Matt McQuail of Newtown played the director of the two embedded plays and J. Scott Williams of Brookfield ('Private Lives') was again very convincing and suave as the husband of "She." Rosie Koocher of Bronxville, NY in her TheatreWork's debut covered nicely the roles of Angela and Mille, while Richard Chad Frey of New Fairfield ('Zombie Prom') played the young actor Kevin and thanked the educators who have helped him along the way in his program bio. Klara Gribetz, a Hofstra graduate, traveled from White Plains, NY to play Millicent and Laurie and did very well with both roles.

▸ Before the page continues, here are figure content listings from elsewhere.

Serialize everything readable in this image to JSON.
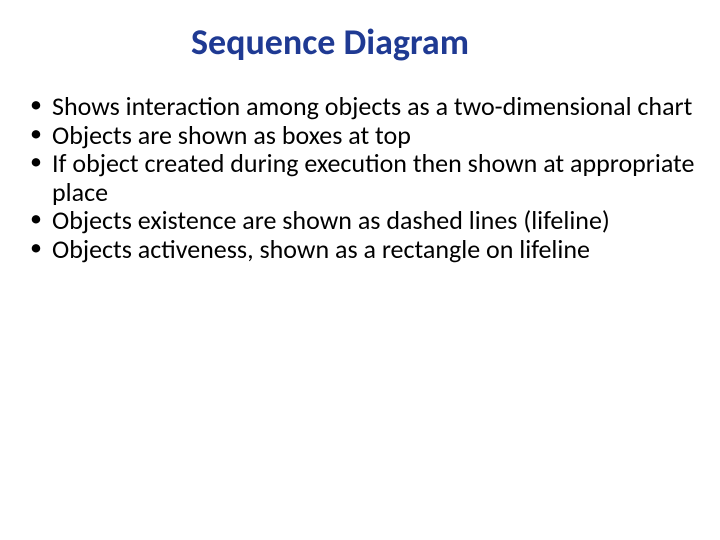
{
  "title": {
    "text": "Sequence Diagram",
    "color": "#1f3a93",
    "fontsize": 36,
    "fontweight": "bold"
  },
  "bullets": {
    "items": [
      "Shows interaction among objects as a two-dimensional chart",
      "Objects are shown as boxes at top",
      "If object created during execution then shown at appropriate place",
      "Objects existence are shown as dashed lines (lifeline)",
      "Objects activeness, shown as a rectangle on lifeline"
    ],
    "text_color": "#000000",
    "bullet_color": "#000000",
    "fontsize": 26,
    "line_height": 1.1
  },
  "background_color": "#ffffff"
}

Ms. Smith brought along fellow WAMS teacher and community theatre actress Doreen Lopez to be her stage manager. The specialty costume designer was Roxy Brown and Brandon Cook was in charge of the clever set design. Dylan Dineen did some nice work with the lighting design and Ms. Smith took care of the sound design. WAMS teacher John Mobilio is thanked in the program and I suspect that he had something to do with the added music.